Okay, let me tell you about my little adventure with what I’ve started calling the “roger roads” mess near my place. It wasn’t exactly planned, more like stumbled into it out of sheer necessity, you know?

So, it started a few months back. My usual route to work, the one I’ve taken for years, suddenly turned into a disaster zone. We’re talking potholes that could swallow a small dog, faded lines, and signs that seemed put there just to confuse you. At first, I just grumbled, like everyone else. Took different streets, added twenty minutes to my commute. Standard stuff.
But then, one rainy Tuesday, I hit a pothole. Hard. Thought I’d busted my tire right then and there. Pulled over, checked it, seemed okay, but I was fuming. That was the tipping point. Decided I had to actually do something, report it.
My Brilliant Plan: Engage the System
First stop, the council website. Found the ‘Report a Road Issue’ section. Seemed straightforward enough. Filled out the form, pinpointed the location on their little map, described the crater that nearly took out my wheel. Uploaded a picture too. Clicked submit. Got an automated email back almost instantly. Subject: “Issue Received”. Body: basically “Roger that, we got your report. Reference number XYZ. We’ll look into it.” Okay, I thought, progress!
A week went by. Nothing. Two weeks. Still driving the long way round because that pothole, and its buddies, were still having a party on the main road. So, I decided to follow up. Found a number for the roads department. Called them up.
Got put on hold, listened to some truly awful music. Finally, someone picks up. I explain the situation, give my reference number. The person on the other end sounds completely uninterested. Lots of “uh-huh,” “yep,” and the occasional “roger.”

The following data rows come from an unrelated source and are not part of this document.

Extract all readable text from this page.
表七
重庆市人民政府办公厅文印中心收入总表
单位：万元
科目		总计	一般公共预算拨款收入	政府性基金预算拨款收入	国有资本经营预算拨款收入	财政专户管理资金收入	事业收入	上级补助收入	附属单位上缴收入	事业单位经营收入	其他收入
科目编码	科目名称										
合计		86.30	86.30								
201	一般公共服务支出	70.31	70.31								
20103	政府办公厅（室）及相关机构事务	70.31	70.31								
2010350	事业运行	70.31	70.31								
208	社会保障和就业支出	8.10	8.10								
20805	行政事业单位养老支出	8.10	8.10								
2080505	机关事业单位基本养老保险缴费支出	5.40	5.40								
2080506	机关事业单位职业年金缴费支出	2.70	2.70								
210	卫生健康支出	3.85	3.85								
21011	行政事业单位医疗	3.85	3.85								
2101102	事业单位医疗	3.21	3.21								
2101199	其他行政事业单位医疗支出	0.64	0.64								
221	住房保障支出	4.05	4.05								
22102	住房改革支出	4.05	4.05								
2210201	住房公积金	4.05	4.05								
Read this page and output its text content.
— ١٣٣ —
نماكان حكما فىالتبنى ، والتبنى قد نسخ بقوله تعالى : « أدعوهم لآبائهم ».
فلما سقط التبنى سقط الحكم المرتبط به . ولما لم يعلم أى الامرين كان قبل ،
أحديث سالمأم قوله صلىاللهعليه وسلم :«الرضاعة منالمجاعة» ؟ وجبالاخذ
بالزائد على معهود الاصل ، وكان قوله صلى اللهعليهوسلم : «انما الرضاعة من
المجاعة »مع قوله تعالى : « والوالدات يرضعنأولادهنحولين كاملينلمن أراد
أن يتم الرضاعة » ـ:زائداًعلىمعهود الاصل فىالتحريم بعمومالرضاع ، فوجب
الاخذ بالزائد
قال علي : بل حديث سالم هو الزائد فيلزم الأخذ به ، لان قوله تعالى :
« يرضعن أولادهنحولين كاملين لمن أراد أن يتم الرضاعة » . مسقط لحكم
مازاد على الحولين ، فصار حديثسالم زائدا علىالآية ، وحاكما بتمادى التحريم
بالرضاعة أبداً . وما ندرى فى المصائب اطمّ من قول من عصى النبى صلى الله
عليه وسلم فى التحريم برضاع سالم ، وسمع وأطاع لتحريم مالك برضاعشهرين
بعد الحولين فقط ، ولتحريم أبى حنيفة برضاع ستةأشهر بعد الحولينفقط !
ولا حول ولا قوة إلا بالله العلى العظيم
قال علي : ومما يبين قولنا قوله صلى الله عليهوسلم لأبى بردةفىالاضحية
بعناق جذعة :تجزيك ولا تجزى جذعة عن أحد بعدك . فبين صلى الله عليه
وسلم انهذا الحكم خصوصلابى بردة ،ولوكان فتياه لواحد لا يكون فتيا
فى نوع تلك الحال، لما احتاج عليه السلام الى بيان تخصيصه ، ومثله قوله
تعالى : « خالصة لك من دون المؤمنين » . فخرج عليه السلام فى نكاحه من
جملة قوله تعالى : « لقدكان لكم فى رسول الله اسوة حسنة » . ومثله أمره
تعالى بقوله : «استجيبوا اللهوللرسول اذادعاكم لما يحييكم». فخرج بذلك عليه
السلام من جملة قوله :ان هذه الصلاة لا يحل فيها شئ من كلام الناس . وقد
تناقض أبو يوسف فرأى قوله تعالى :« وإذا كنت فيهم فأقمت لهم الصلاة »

This is where the “roger roads” thing really started in my head.
- Me: “So, has anyone looked at reference XYZ? That pothole is dangerous.”
- Them: “Roger. It’s in the system.”
- Me: “Right, but is there a timeline? When might it get fixed?”
- Them: “Roger. It’s logged for assessment.”
- Me: “Assessment? Can you tell me what that means? Will someone go out there?”
- Them: “Roger.”
It was like talking to a brick wall that had learned one word. Absolutely no useful information. Just confirmation they received the message, but zero commitment or detail. Roger, roger, roger. Thanks for nothing.
Hitting the Pavement (Carefully)
After that call, I figured, okay, maybe they just need more reports. Talked to a few neighbors. Turns out, Sarah down the street reported the same pothole weeks before I did. Dave across the road reported the faded lines. Everyone got the same “Roger, we got it” treatment and then… silence. The roads stayed busted.
I even tried driving down there slowly one Saturday morning, just to take more pictures, maybe document the whole stretch. It wasn’t just one spot; it was a whole series of failures. Cracks everywhere, weeds growing through the tarmac at the edges, a couple of signs bent sideways.
It felt completely hopeless. You try to do the right thing, report a problem that affects everyone, follow their procedures. And you just get sucked into this black hole of “roger” confirmations and zero action. It’s like the system is designed to make you give up.

So yeah, that’s my experience with the roger roads. The potholes are still there, mostly. They did patch one, badly, but ignored the rest. I still take the long way sometimes. It’s frustrating as hell. You just expect things to, you know, work. You report a problem, someone fixes it. But apparently, sometimes all you get is a “roger” and have to learn to live with it. Makes you wonder what exactly you’re paying council tax for, doesn’t it?